Cleanness by Garth Greenwell
In limpid, unforgettable prose, Greenwell writes about sex, shame and intimacy - and explores Pink Line dynamics in his depiction of an American narrator and his Bulgarian lovers.
Queer Palestine and the Empire of Critique by Sa’ed Ashtan
A book by a young Palestinian scholar, it’s still on my shelf waiting to be read – but I know it will be smart and powerful, and will explore the phenomenon of “pinkwashing” that I describe in The Pink Line.
Love Falls on Us: A Story of American Ideas and African LGBT Lives by Robbie Corey-Boulet
Corey-Boulet examines a key notion of the Pink Line in four West African countries: what happens to ‘global’ ideas of ‘LGBT rights’ when they settle in hostile territory?

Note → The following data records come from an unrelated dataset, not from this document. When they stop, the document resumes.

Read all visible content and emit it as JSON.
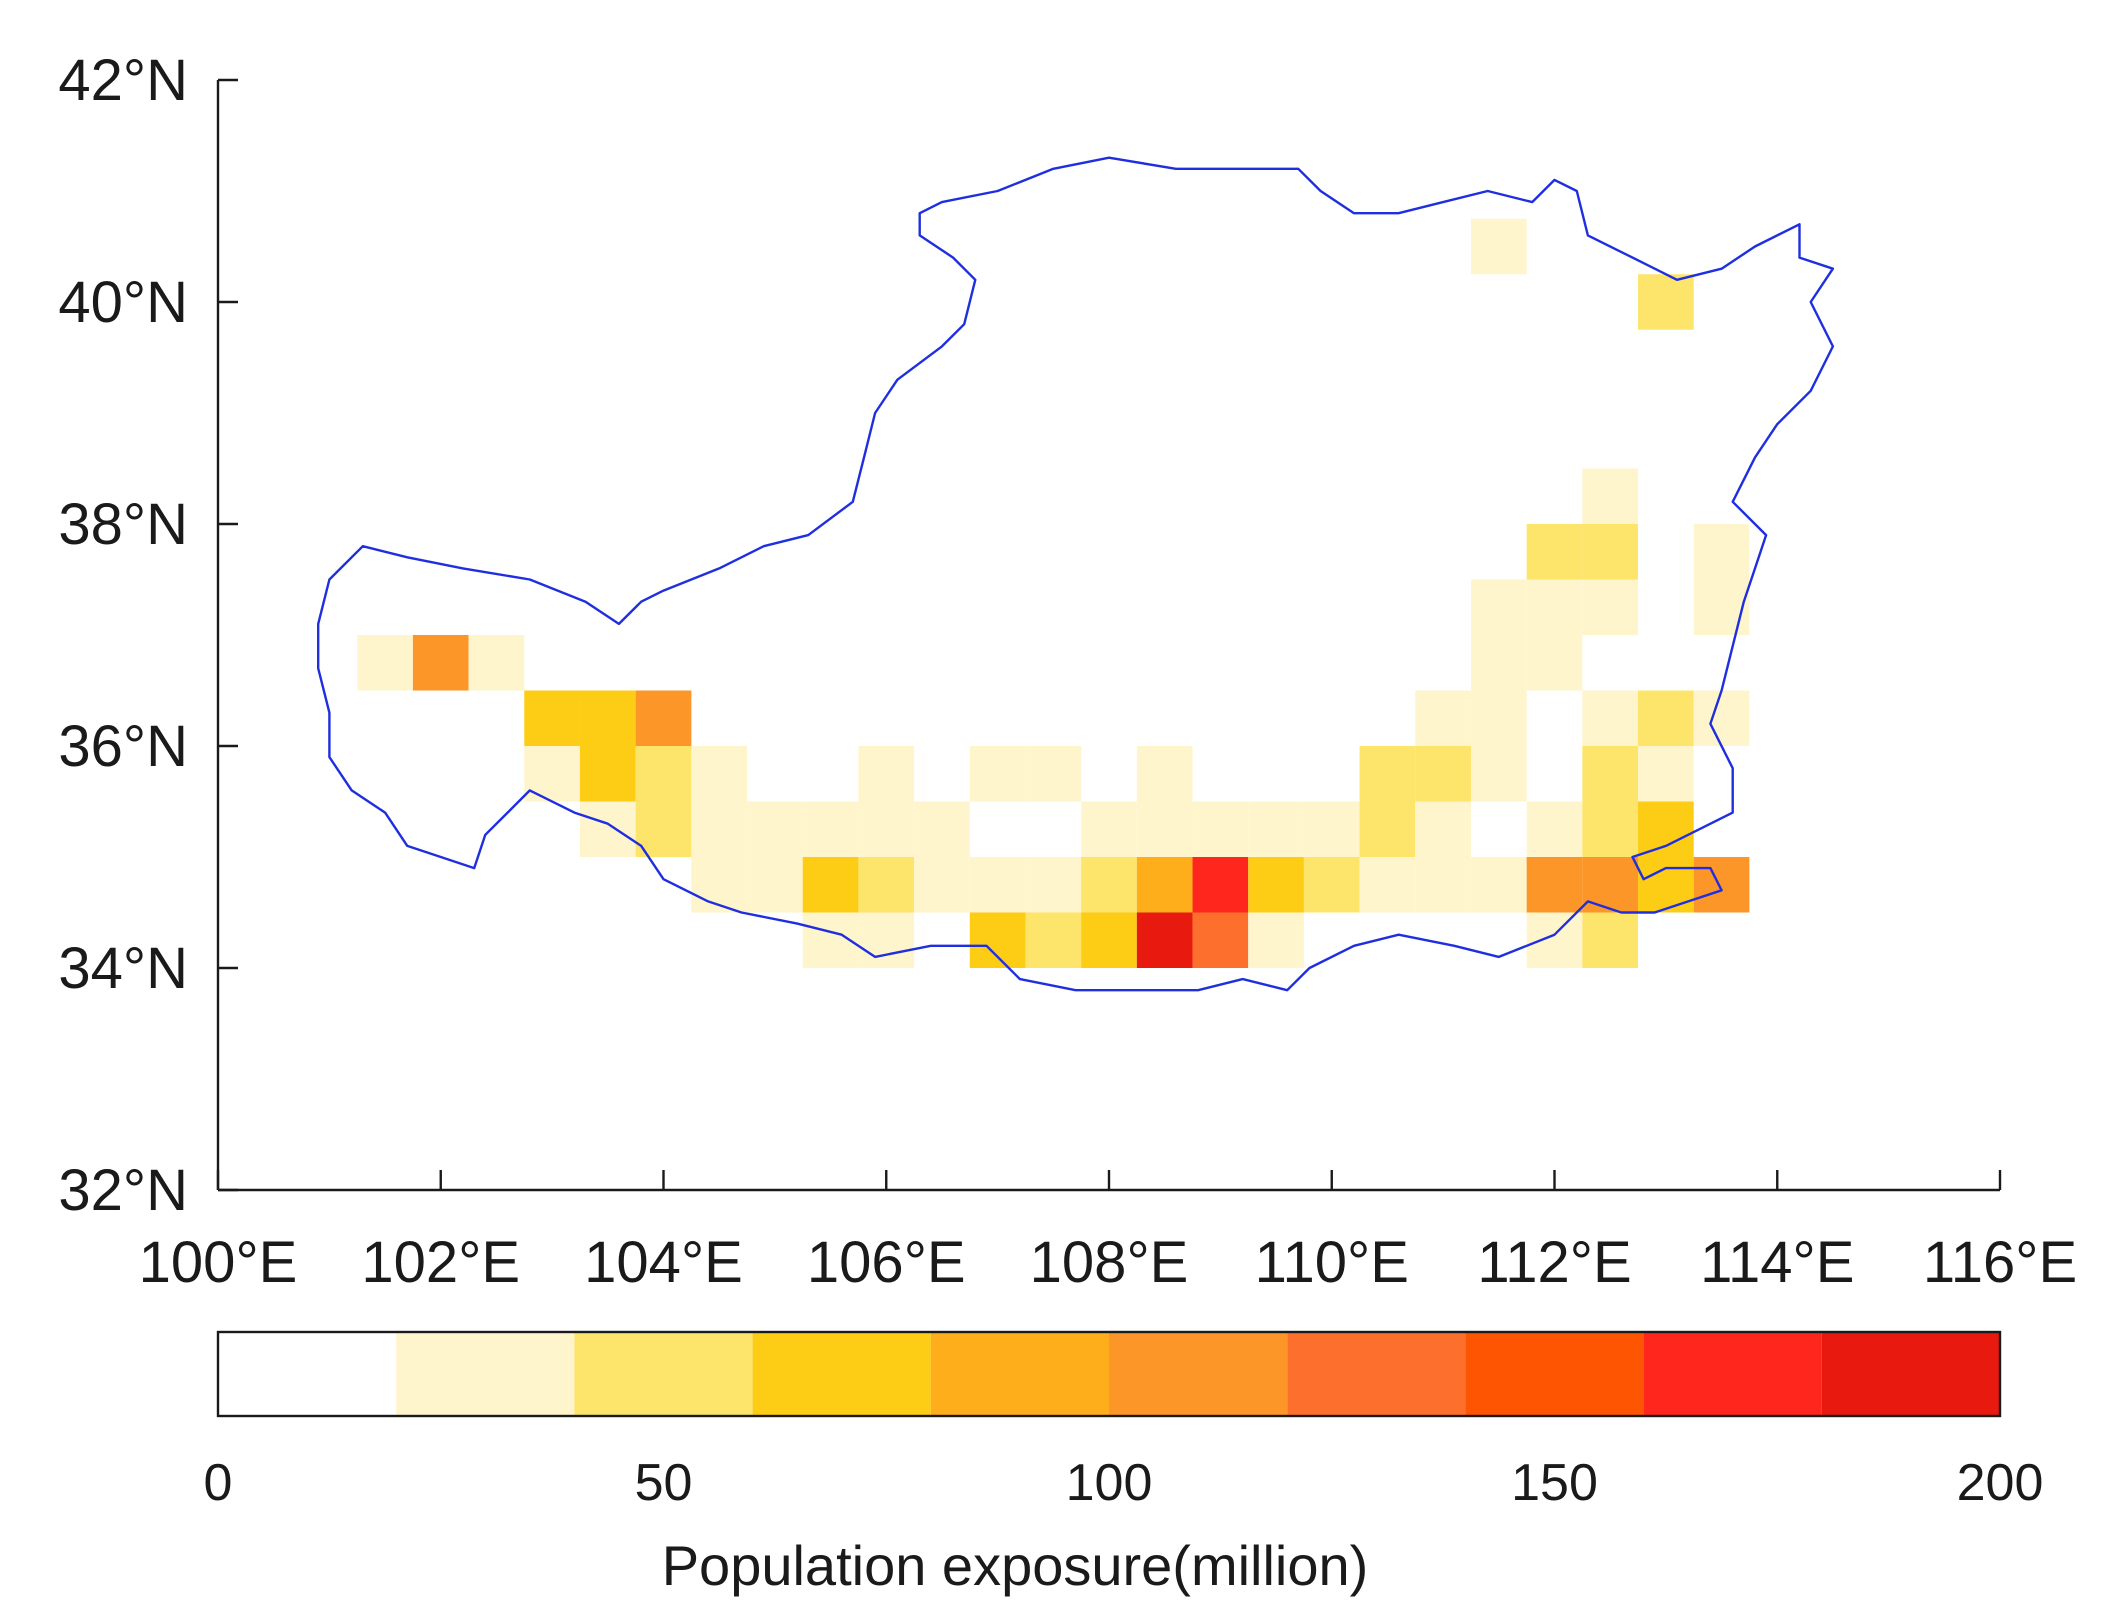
{
  "map": {
    "lon_range": [
      100,
      116
    ],
    "lat_range": [
      32,
      42
    ],
    "x_ticks": [
      {
        "lon": 100,
        "label": "100°E"
      },
      {
        "lon": 102,
        "label": "102°E"
      },
      {
        "lon": 104,
        "label": "104°E"
      },
      {
        "lon": 106,
        "label": "106°E"
      },
      {
        "lon": 108,
        "label": "108°E"
      },
      {
        "lon": 110,
        "label": "110°E"
      },
      {
        "lon": 112,
        "label": "112°E"
      },
      {
        "lon": 114,
        "label": "114°E"
      },
      {
        "lon": 116,
        "label": "116°E"
      }
    ],
    "y_ticks": [
      {
        "lat": 32,
        "label": "32°N"
      },
      {
        "lat": 34,
        "label": "34°N"
      },
      {
        "lat": 36,
        "label": "36°N"
      },
      {
        "lat": 38,
        "label": "38°N"
      },
      {
        "lat": 40,
        "label": "40°N"
      },
      {
        "lat": 42,
        "label": "42°N"
      }
    ],
    "boundary_color": "#1f2fe0",
    "cell_size_deg": 0.5,
    "boundary": [
      [
        102.2,
        37.6
      ],
      [
        102.8,
        37.5
      ],
      [
        103.3,
        37.3
      ],
      [
        103.6,
        37.1
      ],
      [
        103.8,
        37.3
      ],
      [
        104.0,
        37.4
      ],
      [
        104.5,
        37.6
      ],
      [
        104.9,
        37.8
      ],
      [
        105.3,
        37.9
      ],
      [
        105.7,
        38.2
      ],
      [
        105.8,
        38.6
      ],
      [
        105.9,
        39.0
      ],
      [
        106.1,
        39.3
      ],
      [
        106.5,
        39.6
      ],
      [
        106.7,
        39.8
      ],
      [
        106.8,
        40.2
      ],
      [
        106.6,
        40.4
      ],
      [
        106.3,
        40.6
      ],
      [
        106.3,
        40.8
      ],
      [
        106.5,
        40.9
      ],
      [
        107.0,
        41.0
      ],
      [
        107.5,
        41.2
      ],
      [
        108.0,
        41.3
      ],
      [
        108.6,
        41.2
      ],
      [
        109.3,
        41.2
      ],
      [
        109.7,
        41.2
      ],
      [
        109.9,
        41.0
      ],
      [
        110.2,
        40.8
      ],
      [
        110.6,
        40.8
      ],
      [
        111.0,
        40.9
      ],
      [
        111.4,
        41.0
      ],
      [
        111.8,
        40.9
      ],
      [
        112.0,
        41.1
      ],
      [
        112.2,
        41.0
      ],
      [
        112.3,
        40.6
      ],
      [
        112.7,
        40.4
      ],
      [
        113.1,
        40.2
      ],
      [
        113.5,
        40.3
      ],
      [
        113.8,
        40.5
      ],
      [
        114.2,
        40.7
      ],
      [
        114.2,
        40.4
      ],
      [
        114.5,
        40.3
      ],
      [
        114.3,
        40.0
      ],
      [
        114.5,
        39.6
      ],
      [
        114.3,
        39.2
      ],
      [
        114.0,
        38.9
      ],
      [
        113.8,
        38.6
      ],
      [
        113.6,
        38.2
      ],
      [
        113.9,
        37.9
      ],
      [
        113.8,
        37.6
      ],
      [
        113.7,
        37.3
      ],
      [
        113.6,
        36.9
      ],
      [
        113.5,
        36.5
      ],
      [
        113.4,
        36.2
      ],
      [
        113.6,
        35.8
      ],
      [
        113.6,
        35.4
      ],
      [
        113.0,
        35.1
      ],
      [
        112.7,
        35.0
      ],
      [
        112.8,
        34.8
      ],
      [
        113.0,
        34.9
      ],
      [
        113.4,
        34.9
      ],
      [
        113.5,
        34.7
      ],
      [
        113.2,
        34.6
      ],
      [
        112.9,
        34.5
      ],
      [
        112.6,
        34.5
      ],
      [
        112.3,
        34.6
      ],
      [
        112.0,
        34.3
      ],
      [
        111.5,
        34.1
      ],
      [
        111.1,
        34.2
      ],
      [
        110.6,
        34.3
      ],
      [
        110.2,
        34.2
      ],
      [
        109.8,
        34.0
      ],
      [
        109.6,
        33.8
      ],
      [
        109.2,
        33.9
      ],
      [
        108.8,
        33.8
      ],
      [
        108.3,
        33.8
      ],
      [
        107.7,
        33.8
      ],
      [
        107.2,
        33.9
      ],
      [
        106.9,
        34.2
      ],
      [
        106.4,
        34.2
      ],
      [
        105.9,
        34.1
      ],
      [
        105.6,
        34.3
      ],
      [
        105.2,
        34.4
      ],
      [
        104.7,
        34.5
      ],
      [
        104.4,
        34.6
      ],
      [
        104.0,
        34.8
      ],
      [
        103.8,
        35.1
      ],
      [
        103.5,
        35.3
      ],
      [
        103.2,
        35.4
      ],
      [
        102.8,
        35.6
      ],
      [
        102.6,
        35.4
      ],
      [
        102.4,
        35.2
      ],
      [
        102.3,
        34.9
      ],
      [
        102.0,
        35.0
      ],
      [
        101.7,
        35.1
      ],
      [
        101.5,
        35.4
      ],
      [
        101.2,
        35.6
      ],
      [
        101.0,
        35.9
      ],
      [
        101.0,
        36.3
      ],
      [
        100.9,
        36.7
      ],
      [
        100.9,
        37.1
      ],
      [
        101.0,
        37.5
      ],
      [
        101.3,
        37.8
      ],
      [
        101.7,
        37.7
      ],
      [
        102.2,
        37.6
      ]
    ],
    "grid_cells": [
      [
        111.5,
        40.5,
        30
      ],
      [
        113.0,
        40.0,
        50
      ],
      [
        101.5,
        36.75,
        30
      ],
      [
        102.0,
        36.75,
        110
      ],
      [
        102.5,
        36.75,
        30
      ],
      [
        103.0,
        36.25,
        70
      ],
      [
        103.5,
        36.25,
        70
      ],
      [
        104.0,
        36.25,
        110
      ],
      [
        103.0,
        35.75,
        30
      ],
      [
        103.5,
        35.75,
        70
      ],
      [
        104.0,
        35.75,
        50
      ],
      [
        104.5,
        35.75,
        30
      ],
      [
        106.0,
        35.75,
        30
      ],
      [
        107.0,
        35.75,
        30
      ],
      [
        107.5,
        35.75,
        30
      ],
      [
        103.5,
        35.25,
        30
      ],
      [
        104.0,
        35.25,
        50
      ],
      [
        104.5,
        35.25,
        30
      ],
      [
        105.0,
        35.25,
        30
      ],
      [
        105.5,
        35.25,
        30
      ],
      [
        106.0,
        35.25,
        30
      ],
      [
        106.5,
        35.25,
        30
      ],
      [
        108.0,
        35.25,
        30
      ],
      [
        108.5,
        35.25,
        30
      ],
      [
        109.0,
        35.25,
        30
      ],
      [
        109.5,
        35.25,
        30
      ],
      [
        110.0,
        35.25,
        30
      ],
      [
        110.5,
        35.25,
        50
      ],
      [
        111.0,
        35.25,
        30
      ],
      [
        112.0,
        35.25,
        30
      ],
      [
        112.5,
        35.25,
        50
      ],
      [
        113.0,
        35.25,
        70
      ],
      [
        104.5,
        34.75,
        30
      ],
      [
        105.0,
        34.75,
        30
      ],
      [
        105.5,
        34.75,
        70
      ],
      [
        106.0,
        34.75,
        50
      ],
      [
        106.5,
        34.75,
        30
      ],
      [
        107.0,
        34.75,
        30
      ],
      [
        107.5,
        34.75,
        30
      ],
      [
        108.0,
        34.75,
        50
      ],
      [
        108.5,
        34.75,
        90
      ],
      [
        109.0,
        34.75,
        170
      ],
      [
        109.5,
        34.75,
        70
      ],
      [
        110.0,
        34.75,
        50
      ],
      [
        110.5,
        34.75,
        30
      ],
      [
        111.0,
        34.75,
        30
      ],
      [
        111.5,
        34.75,
        30
      ],
      [
        112.0,
        34.75,
        110
      ],
      [
        112.5,
        34.75,
        110
      ],
      [
        113.0,
        34.75,
        70
      ],
      [
        113.5,
        34.75,
        110
      ],
      [
        105.5,
        34.25,
        30
      ],
      [
        106.0,
        34.25,
        30
      ],
      [
        107.0,
        34.25,
        70
      ],
      [
        107.5,
        34.25,
        50
      ],
      [
        108.0,
        34.25,
        70
      ],
      [
        108.5,
        34.25,
        190
      ],
      [
        109.0,
        34.25,
        130
      ],
      [
        109.5,
        34.25,
        30
      ],
      [
        112.0,
        34.25,
        30
      ],
      [
        112.5,
        34.25,
        50
      ],
      [
        107.5,
        35.75,
        30
      ],
      [
        108.5,
        35.75,
        30
      ],
      [
        110.5,
        35.75,
        50
      ],
      [
        111.0,
        35.75,
        50
      ],
      [
        111.5,
        35.75,
        30
      ],
      [
        112.5,
        35.75,
        50
      ],
      [
        113.0,
        35.75,
        30
      ],
      [
        111.0,
        36.25,
        30
      ],
      [
        111.5,
        36.25,
        30
      ],
      [
        112.5,
        36.25,
        30
      ],
      [
        113.0,
        36.25,
        50
      ],
      [
        113.5,
        36.25,
        30
      ],
      [
        111.5,
        36.75,
        30
      ],
      [
        112.0,
        36.75,
        30
      ],
      [
        111.5,
        37.25,
        30
      ],
      [
        112.0,
        37.25,
        30
      ],
      [
        112.5,
        37.25,
        30
      ],
      [
        112.0,
        37.75,
        50
      ],
      [
        112.5,
        37.75,
        50
      ],
      [
        113.5,
        37.75,
        30
      ],
      [
        113.5,
        37.25,
        30
      ],
      [
        112.5,
        38.25,
        30
      ]
    ]
  },
  "colorbar": {
    "min": 0,
    "max": 200,
    "bins": [
      {
        "from": 0,
        "to": 20,
        "color": "#ffffff"
      },
      {
        "from": 20,
        "to": 40,
        "color": "#fff5cc"
      },
      {
        "from": 40,
        "to": 60,
        "color": "#fde46b"
      },
      {
        "from": 60,
        "to": 80,
        "color": "#fdcc15"
      },
      {
        "from": 80,
        "to": 100,
        "color": "#fdae1a"
      },
      {
        "from": 100,
        "to": 120,
        "color": "#fc9628"
      },
      {
        "from": 120,
        "to": 140,
        "color": "#fd6f2c"
      },
      {
        "from": 140,
        "to": 160,
        "color": "#fd5502"
      },
      {
        "from": 160,
        "to": 180,
        "color": "#fe261d"
      },
      {
        "from": 180,
        "to": 200,
        "color": "#e8190f"
      }
    ],
    "ticks": [
      {
        "value": 0,
        "label": "0"
      },
      {
        "value": 50,
        "label": "50"
      },
      {
        "value": 100,
        "label": "100"
      },
      {
        "value": 150,
        "label": "150"
      },
      {
        "value": 200,
        "label": "200"
      }
    ],
    "title": "Population exposure(million)"
  }
}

Sex and the Citadel: Intimate Life in a Changing Arab World by Shireen el-Feki
Eight years old, this book pioneered an understanding of how sexuality works in contemporary Arab society, and shone a path for my work in Egypt.
Trans* by Jack Halberstam
A short, sharp, polemical introduction to the politics of trans identity by an eminent cultural theorist, trans* himself.
Her Body and Other Parties by Carmen Maria Machado
Startling, often unnerving stories by a major new Latinx-American writer.
The Argonauts by Maggie Nelson
Six years old, a classic already. This fusion of autobiography and theory is one of the bibles of the young trans and non-binary kids I write about.
Far from the Tree: Parents, Children and the Search for Identity by Andrew Solomon
This magisterial work was one of the key inspirations for The Pink Line.
The Ministry of Utmost Happiness by Arundhati Roy
Roy’s latest novel has one of the most compelling portraits of a third-gender person I have ever read, and artfully explores what is happening to hijras as they come into contact with new global notions of transgender identity.